Sun Xun’s latest exhibition is on show at Yuz Museum until 15 January 2017.
Launched in November 2016 and curated by New York-based art critic and independent curator Barbara Pollack, “Prediction Laboratory” is a select space for investigation and experimentation.
Born in 1980 in Fuxin in north-eastern China, Sun Xun is an eloquent champion for creative liberty, a visionary in the tradition of William Blake and Hieronymus Bosh. Graduating from the printmaking department of the China Academy of Art in 2005, he has made the uncommon leap from experimental animated film into the field of contemporary art, joining South African William Kentridge as a young champion of the medium.
The tradition of animation as a gesture of freedom, breaking constraints and pushing art to work in an expanded field has a long history in western avant-garde activity, from Futurists such as Bruno Corra and Arnaldo Ginna in the 1910s to the Cubist cinema of Walter Ruttmann and Hans Richter and experimental works with the form by Oskar Fischinger, Germaine Dulac, Norman McLaren, Robert Breer and Jan Lenica.

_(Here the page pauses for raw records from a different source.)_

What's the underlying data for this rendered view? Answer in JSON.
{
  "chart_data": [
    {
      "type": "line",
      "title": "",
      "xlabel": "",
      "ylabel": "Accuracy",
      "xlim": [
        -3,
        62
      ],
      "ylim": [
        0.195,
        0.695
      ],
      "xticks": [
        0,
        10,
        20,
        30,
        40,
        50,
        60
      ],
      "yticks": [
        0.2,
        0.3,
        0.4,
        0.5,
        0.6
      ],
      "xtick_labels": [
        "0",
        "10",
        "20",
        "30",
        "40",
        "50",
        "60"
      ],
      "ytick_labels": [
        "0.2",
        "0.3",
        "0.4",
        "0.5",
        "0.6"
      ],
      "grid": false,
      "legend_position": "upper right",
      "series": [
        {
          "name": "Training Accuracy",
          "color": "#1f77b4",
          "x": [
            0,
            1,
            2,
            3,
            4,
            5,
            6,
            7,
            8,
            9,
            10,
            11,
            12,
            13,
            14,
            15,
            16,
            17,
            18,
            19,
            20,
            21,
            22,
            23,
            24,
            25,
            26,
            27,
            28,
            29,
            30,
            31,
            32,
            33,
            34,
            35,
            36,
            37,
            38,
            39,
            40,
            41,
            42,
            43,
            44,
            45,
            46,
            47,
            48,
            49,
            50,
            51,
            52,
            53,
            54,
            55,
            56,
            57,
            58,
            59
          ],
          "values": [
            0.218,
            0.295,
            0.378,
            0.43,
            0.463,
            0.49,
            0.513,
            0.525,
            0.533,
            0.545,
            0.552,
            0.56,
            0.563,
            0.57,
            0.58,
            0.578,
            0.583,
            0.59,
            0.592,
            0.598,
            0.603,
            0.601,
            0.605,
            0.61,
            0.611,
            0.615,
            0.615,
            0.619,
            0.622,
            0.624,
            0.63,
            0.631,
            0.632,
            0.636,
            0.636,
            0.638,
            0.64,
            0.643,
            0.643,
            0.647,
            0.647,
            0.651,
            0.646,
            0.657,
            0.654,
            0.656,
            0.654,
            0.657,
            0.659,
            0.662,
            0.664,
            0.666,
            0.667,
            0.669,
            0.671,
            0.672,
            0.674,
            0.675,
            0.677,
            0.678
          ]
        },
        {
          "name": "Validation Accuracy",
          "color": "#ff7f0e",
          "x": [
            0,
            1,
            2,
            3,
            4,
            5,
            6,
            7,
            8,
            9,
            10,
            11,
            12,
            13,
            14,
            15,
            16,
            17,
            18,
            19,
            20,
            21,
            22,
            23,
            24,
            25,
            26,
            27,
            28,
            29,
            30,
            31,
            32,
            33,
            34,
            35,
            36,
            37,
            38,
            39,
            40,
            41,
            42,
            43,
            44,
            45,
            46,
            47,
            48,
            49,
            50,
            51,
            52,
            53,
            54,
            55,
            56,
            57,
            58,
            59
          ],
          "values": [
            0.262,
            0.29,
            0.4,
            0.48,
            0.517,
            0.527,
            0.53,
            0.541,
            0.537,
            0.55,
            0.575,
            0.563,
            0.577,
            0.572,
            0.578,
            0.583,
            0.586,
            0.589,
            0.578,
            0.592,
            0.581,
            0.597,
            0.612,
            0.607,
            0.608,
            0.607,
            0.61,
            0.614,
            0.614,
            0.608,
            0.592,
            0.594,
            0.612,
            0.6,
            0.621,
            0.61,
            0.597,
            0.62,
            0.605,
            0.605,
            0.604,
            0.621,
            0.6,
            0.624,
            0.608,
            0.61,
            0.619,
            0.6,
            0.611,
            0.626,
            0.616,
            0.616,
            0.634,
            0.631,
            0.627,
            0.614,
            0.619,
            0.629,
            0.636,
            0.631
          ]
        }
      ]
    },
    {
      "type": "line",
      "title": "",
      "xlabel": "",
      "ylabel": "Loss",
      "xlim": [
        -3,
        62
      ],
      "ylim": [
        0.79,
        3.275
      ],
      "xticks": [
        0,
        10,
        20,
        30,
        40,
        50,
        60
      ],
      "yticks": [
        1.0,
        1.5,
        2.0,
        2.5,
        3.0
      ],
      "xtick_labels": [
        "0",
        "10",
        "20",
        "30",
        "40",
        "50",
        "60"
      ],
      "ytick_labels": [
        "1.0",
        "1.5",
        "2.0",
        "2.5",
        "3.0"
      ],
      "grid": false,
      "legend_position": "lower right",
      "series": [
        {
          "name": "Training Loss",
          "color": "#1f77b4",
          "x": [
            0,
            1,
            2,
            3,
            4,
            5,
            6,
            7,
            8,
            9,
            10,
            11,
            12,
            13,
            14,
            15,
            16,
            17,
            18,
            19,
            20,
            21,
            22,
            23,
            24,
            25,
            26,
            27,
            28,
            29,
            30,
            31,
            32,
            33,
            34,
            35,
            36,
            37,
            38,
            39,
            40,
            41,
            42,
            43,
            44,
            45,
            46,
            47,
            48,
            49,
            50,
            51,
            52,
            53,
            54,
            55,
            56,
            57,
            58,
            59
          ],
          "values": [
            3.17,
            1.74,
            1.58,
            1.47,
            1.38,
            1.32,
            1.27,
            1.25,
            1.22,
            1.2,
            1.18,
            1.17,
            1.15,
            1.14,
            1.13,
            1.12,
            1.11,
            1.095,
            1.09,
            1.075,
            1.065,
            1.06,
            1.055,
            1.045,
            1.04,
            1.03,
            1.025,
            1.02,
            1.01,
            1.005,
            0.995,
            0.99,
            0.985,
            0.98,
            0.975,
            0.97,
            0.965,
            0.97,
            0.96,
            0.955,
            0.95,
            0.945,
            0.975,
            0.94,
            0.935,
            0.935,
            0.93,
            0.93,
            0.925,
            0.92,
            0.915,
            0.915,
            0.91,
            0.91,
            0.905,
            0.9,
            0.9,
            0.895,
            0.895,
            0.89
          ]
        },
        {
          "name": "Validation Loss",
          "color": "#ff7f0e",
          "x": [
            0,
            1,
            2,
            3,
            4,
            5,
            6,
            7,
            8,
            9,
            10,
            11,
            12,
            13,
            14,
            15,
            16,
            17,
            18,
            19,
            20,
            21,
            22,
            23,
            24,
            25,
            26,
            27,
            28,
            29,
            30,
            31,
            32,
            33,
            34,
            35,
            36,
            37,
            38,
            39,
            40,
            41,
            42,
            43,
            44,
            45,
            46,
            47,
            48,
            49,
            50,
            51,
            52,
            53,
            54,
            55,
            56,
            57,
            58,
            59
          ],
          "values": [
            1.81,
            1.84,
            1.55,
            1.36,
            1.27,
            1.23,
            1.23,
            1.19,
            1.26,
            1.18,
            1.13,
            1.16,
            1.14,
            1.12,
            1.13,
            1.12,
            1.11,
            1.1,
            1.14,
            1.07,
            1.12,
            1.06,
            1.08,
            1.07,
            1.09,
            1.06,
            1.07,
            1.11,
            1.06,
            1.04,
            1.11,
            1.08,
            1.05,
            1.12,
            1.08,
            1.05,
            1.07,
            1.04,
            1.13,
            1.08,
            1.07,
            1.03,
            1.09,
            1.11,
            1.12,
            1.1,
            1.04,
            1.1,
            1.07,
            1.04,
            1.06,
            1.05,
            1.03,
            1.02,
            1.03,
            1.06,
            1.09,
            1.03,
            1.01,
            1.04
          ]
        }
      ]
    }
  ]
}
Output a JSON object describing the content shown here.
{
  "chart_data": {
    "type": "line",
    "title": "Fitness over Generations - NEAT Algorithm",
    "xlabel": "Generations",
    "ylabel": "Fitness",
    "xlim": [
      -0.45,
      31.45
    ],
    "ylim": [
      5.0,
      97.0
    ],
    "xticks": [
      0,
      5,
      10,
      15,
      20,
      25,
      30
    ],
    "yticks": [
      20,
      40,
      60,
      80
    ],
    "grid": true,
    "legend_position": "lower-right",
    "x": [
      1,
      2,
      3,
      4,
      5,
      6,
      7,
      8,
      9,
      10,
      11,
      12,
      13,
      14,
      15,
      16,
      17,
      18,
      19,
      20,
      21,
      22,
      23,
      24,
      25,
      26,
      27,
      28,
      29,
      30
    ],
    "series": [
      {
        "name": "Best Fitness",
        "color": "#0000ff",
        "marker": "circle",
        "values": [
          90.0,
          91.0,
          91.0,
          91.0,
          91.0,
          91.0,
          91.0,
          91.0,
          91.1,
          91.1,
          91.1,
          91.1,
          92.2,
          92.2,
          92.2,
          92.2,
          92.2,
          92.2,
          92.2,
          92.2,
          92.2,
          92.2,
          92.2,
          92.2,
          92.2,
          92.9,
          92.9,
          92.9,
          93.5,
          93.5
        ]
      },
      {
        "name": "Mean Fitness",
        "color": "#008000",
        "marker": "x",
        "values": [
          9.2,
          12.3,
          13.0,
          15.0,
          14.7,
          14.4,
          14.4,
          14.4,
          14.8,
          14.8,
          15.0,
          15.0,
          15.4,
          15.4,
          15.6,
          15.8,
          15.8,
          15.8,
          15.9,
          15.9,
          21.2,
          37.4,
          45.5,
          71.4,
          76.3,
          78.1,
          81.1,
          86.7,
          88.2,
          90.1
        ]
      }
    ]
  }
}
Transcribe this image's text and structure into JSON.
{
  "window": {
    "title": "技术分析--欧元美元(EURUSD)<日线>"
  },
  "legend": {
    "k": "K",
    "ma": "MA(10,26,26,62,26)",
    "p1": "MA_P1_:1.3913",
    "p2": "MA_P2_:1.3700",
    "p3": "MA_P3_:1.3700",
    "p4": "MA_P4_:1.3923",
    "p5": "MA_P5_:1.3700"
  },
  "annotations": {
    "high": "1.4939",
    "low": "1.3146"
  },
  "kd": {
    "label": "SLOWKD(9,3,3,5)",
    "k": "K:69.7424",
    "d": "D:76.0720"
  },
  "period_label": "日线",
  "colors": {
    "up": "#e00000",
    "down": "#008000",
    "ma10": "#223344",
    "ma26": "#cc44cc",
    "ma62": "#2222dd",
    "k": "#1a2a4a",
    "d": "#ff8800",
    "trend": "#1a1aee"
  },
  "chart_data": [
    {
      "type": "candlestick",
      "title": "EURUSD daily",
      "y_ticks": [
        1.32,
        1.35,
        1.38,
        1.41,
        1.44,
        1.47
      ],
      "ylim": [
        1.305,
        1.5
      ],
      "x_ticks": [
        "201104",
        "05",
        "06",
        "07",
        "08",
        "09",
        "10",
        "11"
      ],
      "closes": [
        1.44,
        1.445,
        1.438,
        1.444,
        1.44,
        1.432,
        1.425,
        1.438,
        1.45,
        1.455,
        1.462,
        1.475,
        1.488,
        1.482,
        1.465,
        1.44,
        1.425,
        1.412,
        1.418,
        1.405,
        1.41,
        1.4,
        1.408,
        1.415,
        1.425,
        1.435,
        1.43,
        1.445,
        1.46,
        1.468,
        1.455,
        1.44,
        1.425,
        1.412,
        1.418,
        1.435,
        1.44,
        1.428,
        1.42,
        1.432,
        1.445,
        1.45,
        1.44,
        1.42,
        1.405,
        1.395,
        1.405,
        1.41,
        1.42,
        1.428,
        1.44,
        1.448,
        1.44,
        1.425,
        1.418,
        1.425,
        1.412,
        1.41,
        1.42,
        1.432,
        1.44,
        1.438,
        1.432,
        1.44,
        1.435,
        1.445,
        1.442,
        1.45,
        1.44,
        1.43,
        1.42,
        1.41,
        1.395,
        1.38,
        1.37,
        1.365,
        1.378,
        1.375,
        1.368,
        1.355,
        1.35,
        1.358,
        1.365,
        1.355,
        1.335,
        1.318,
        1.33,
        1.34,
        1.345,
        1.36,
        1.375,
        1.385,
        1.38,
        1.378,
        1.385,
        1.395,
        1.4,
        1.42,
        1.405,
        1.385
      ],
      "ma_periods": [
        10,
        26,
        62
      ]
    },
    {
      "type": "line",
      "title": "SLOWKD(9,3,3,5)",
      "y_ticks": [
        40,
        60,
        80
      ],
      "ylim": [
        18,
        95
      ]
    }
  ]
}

Feeding on the iconography of his animations, Sun’s other works also defy conventional categories with a fluid range of means. The work connects with 19th century symbolist attitudes; these artists also audaciously crossed between literary, graphic and fine art forms and valorised an aesthetic lifestyle alongside their creative production. “Prediction Laboratory” at Yuz Museum in Shanghai, Sun’s second museum show in China, includes butterflies and a stuffed parrot that chime with the fantastical jewel encrusted tortoise in Joris-Karl Huysmans’ novel, Against the Grain (1884).
Sun and curator Barbara Pollack have changed the white cube museum environment into a dense transitory space that requires the audience to continue the momentum of the work. Like the sardonic protagonist in Huysmans’ book, who isolates himself in a temple of sensation, Sun has a totalising vision that eclipses a direct view of the world. The works allude to universal issues, to social, political or religious dynamics, but all specific historical narratives and actors are veiled in dense allegorical imagery.
Two openings go out of this space into a square room bracketed by two huge apocalyptic scenes, Lie Machine and Fire (2016) and Silver Universe (2016). The former shows a black landscape where inexplicable heaps of material burn, the latter contains several owls with a figure on horseback central in the composition. The blackness of the drawing, its allegorical imagery and panoramic format echoes Picasso’s Guernica (1937) but Sun provides no clue as to the references of the image, other than the title that may evoke the decadence of classical art, the so called Silver Age, extending to the death of Marcus Aurelius, whose famous equestrian monument is mirrored in the pose of the mounted figure.
Indeed, in an introductory talk for this show, and in other recent interviews, Sun disavows direct symbolic meanings, preferring history to be mediated through human experience rather than inscribed as fact, just as he experienced the conflict between taught and oral histories in the 1980s when he was at school. He sustains that “works of art are primarily considered as one for productive circulation rather than a means of intellectual reflection.”
Cutting across this room is a low suspended shelf in the form of an arc. It supports an opened out folding book, The Fable of Jing Bang Sea World (2016). A metal panel displays two further multimedia works. There is a feeling that these works are connected but only the sense of disquiet and disruption is explicit. The sheer quantity of imagery, lacking an overbearing narrative, defies a static reading.
Sun has previously specified the significance of some recurring figures, such as the magician – a metaphor for a politician, a professional liar. As his work has matured he has become coy about explicit symbolic meanings; the audience has to decide. In this exhibition the reference to the Laboratory invites visitors to probe for interpretation. His comments, such as “art is a dream that emerges from an accumulation of continuing failures”, point to an ethos where the rich emblematic content of his oeuvre is carried in a creative wave rather than formulated as a programme.
The 12 films cover a period of ten years from, Utopia of the Day (2004) to What Happened in Past Dragon Year (2014). Each is a self-contained work but Sun suggests you do not watch them individually but be immersed in the overall mood of fragments and changes, “an all encompassing environment […] a tunnel of light and sound.”
Sun has made a ‘post-truth’ museum. He parodies the modern museum that embeds knowledge in media displays, combinations of artifacts and contextual material. The conventional museum visit evokes an understanding of the past; this experience confirms the foreboding confusions and anxieties of the present.